3.1 Active CMV infection
During the study period, a total of 4,261 patients were admitted to the ICU. Among them, 4,022 patients were initially excluded for reasons that included: i. Not meeting the ARDS diagnostic criteria (n=3,987); ii. Survived for less than 72 h (n=23); iii. Pregnant or lactating women (n=7), and iv. Younger than 18 years (n=5). Preliminarily, 239 ARDS patients were screened, however, 71 were excluded for; i. Lacking CMV detection (n=69) and ii. Receiving antiviral therapy before entering the ICU (n=2). Finally, a total of 168 ARDS patients were enrolled (Figure 1)
Among the 168 enrolled ARDS patients, there were 31 (18.5%) cases of active CMV infections within the 28-day ICU hospitalization period (Figure 1). A total of 25 (80.7%) of the 31 cases with active CMV infection exhibited positive results at ICU admission, moreover, 4 cases at day 14 and 2 cases at day 21.
3.2 Clinical features
We recruited 168 patients with complete data, among whom 111 were male (66.1%). The mean age for all study participants was 58 ± 15 years. Based on the median scores for APACHE Ⅱ (20) and SOFA (9), the disease was very severe. Patients with mild, moderate, and severe ARDS were 32 (19.0%), 66 (39.3%), and 70 (41.7%), respectively. The main cause of ARDS was pneumonia (91.7%). Patients' heart and respiratory rates were higher. The main comorbidities were hypertension (n=47, 28.0%), cardiovascular diseases (n=47, 28.0%), and connective tissue diseases (n=31, 18.5%). Except for connective tissue disease [35.5% vs. 14.6% (n), p=0.011], differences in these clinical characteristics between the two groups were not significant (Table 1).
Moreover, the active CMV infection group exhibited low monocyte counts (median: 0.2 vs. 0.5 (109/L), p=0.006), hemoglobin levels (median: 82 vs. 97 (g/L), p=0.009), platelet counts (median: 102 vs. 145 (109/L), p=0.012), and T-helper lymphocytes/T-suppressor lymphocytes (Th/Ts) counts (median: 0.98 vs. 1.32, p=0.030). There were no significant differences for other laboratory findings between the two groups (Table 2).
3.3 Risk factors
In the multivariate regression model, monocytes [OR: 0.182, 95% CI: 0.054-0.617, p=0.006], hemoglobin [OR: 0.974, 95% CI: 0.953-0.996, p=0.020], blood transfusion [OR: 3.790, 95% CI: 1.407-10.210, p=0.008], and septic shock [OR: 4.889, 95% CI: 1.018-23.478, p=0.047] were independently associated with active CMV infection in ARDS patients. Based on the regression coefficient (β), monocytes [β: -1.702] and hemoglobin [β: -0.026] were inhibitory factors for active CMV infection. However, blood transfusion [β: 1.332] and septic shock [β: 1.587] were found to facilitate active CMV infection (Table 3).
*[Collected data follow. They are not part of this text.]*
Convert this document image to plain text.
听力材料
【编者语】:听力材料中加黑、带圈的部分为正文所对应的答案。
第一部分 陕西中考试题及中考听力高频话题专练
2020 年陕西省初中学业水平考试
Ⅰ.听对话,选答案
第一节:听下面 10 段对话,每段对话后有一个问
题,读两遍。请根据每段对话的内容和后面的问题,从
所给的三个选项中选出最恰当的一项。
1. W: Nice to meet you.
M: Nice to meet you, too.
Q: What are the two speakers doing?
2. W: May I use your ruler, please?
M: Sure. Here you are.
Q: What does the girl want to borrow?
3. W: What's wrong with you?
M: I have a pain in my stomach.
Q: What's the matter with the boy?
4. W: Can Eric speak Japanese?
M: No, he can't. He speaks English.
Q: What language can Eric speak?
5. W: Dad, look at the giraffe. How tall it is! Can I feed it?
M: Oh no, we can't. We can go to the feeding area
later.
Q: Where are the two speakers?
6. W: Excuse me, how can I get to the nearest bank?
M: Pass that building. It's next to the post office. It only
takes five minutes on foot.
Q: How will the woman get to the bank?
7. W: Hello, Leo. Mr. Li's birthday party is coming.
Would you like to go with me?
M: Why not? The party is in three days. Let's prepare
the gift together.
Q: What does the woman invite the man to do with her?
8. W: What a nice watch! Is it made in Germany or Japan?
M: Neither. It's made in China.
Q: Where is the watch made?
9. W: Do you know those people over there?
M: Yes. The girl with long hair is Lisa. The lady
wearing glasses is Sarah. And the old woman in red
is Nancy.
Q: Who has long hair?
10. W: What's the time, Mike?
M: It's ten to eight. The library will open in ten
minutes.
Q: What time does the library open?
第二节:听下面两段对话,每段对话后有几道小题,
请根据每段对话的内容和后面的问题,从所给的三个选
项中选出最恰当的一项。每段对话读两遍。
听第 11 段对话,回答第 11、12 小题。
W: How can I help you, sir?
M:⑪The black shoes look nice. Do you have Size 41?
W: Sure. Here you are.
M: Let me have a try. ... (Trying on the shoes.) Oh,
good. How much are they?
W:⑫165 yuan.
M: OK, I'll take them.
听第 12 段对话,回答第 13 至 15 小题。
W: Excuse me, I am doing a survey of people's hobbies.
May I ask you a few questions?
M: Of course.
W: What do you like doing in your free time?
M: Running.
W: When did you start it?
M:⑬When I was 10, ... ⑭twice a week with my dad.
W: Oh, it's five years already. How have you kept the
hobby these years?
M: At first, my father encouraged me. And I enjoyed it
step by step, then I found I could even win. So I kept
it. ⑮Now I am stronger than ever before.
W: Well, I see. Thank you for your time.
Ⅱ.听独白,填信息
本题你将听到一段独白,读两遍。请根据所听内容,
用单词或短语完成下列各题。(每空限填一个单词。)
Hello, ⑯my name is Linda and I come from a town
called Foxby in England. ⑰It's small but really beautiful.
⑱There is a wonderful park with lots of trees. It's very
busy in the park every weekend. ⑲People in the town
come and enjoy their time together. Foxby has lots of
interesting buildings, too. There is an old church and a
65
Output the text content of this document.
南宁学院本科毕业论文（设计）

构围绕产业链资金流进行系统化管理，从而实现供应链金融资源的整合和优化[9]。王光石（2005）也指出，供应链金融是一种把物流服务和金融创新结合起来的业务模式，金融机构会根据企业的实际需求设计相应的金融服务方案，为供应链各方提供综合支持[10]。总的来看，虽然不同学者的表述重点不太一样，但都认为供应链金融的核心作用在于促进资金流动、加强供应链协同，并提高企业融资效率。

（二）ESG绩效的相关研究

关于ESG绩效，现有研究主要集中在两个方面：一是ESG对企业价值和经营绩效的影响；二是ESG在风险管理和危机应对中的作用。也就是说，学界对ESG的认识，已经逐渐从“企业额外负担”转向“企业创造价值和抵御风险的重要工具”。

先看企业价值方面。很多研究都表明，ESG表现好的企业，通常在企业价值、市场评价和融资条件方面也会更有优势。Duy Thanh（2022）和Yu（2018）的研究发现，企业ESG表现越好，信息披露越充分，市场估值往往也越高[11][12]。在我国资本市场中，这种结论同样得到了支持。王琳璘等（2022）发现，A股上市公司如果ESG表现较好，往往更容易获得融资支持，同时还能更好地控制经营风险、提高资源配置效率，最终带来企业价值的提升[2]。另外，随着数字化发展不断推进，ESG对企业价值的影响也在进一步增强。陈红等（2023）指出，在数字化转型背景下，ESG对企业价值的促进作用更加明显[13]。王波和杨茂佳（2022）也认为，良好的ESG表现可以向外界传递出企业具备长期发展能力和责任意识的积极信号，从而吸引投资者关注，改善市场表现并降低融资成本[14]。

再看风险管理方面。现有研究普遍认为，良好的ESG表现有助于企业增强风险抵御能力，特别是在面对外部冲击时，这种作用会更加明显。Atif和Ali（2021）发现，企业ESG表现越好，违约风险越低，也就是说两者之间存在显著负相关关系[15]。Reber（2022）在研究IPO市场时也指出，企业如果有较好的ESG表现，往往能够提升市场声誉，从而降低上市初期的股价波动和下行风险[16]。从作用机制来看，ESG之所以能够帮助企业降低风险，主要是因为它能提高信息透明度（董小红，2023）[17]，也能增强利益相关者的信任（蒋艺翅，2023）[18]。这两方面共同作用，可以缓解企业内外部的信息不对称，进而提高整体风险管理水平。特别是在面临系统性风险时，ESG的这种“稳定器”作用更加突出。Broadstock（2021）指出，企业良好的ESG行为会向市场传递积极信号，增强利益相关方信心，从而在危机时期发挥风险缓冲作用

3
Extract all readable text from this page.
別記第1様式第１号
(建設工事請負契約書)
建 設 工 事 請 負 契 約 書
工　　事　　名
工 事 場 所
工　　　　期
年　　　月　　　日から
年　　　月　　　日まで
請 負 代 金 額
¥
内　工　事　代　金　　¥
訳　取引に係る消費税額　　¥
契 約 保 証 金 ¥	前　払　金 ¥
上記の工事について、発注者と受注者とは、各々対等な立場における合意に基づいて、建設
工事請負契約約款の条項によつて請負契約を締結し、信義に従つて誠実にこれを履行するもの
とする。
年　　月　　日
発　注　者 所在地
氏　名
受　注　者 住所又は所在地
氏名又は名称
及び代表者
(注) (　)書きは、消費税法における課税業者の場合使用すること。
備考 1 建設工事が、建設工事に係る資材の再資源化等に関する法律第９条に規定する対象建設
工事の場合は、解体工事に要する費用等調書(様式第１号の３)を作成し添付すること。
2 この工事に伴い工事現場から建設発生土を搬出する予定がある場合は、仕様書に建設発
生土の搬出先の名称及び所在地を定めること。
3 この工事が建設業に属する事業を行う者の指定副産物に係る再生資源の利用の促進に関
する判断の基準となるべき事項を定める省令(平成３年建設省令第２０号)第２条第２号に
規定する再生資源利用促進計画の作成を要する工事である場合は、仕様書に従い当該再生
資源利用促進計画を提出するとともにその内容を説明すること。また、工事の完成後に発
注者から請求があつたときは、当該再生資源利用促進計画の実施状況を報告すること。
3.4 Treatments, complications, and clinical outcomes
Most of the patients (96.8%) with active CMV infection were administered with antiviral therapy [96.8% vs. 0% (n), p<0.01] after ICU admission. Moreover, compared to the group without active CMV infection, immunosuppressive drugs [29.0% vs. 9.5% (n), p=0.007] and blood transfusion [38.7% vs. 13.1% (n), p=0.003] were found to have been highly administered in the group with active CMV infection before ICU admission. Other therapeutic measures were not significantly different between the two groups (Table 4).
Severe pneumonia with a prevalence of 91.7% was found to be a major complication in ARDS patients. Compared to the non-active CMV infection group, the number of ARDS patients diagnosed with septic shock [90.3% vs. 71.5% (n), p=0.037] in the active CMV infection group was higher. Although statistical significance was not reached, the rate of AECOPD was low in cases without (11.7%) than in cases with (22.6%) active CMV infection (Table 4).
Length of invasive mechanical ventilation (IMV) [median: 42 vs. 29 (d), p=0.045], 28-day ventilator-free days (VFD) [median: 0 vs. 0 (d), p=0.039], ICU length of stay [median: 32 vs. 22 (d), p=0.047], and the 28-day all-cause mortality rate [51.6% vs. 26.3% (n), p=0.009] in the active CMV infection group were significantly higher than in the non-active CMV infection group (Table 4).
3.5 Oxygenation influence
Continuous observation of arterial oxygenation over 7 days of active infection with CMV revealed that the CMV group exhibited worse outcomes in oxygenation within 5-day hospitalization in ICU than the non-active CMV infection group. On day 5, oxygenation was significantly worse in the active CMV group than in the non-active CMV infection group [median: 179 vs. 193 (P/F), p=0.046] (Figure 2).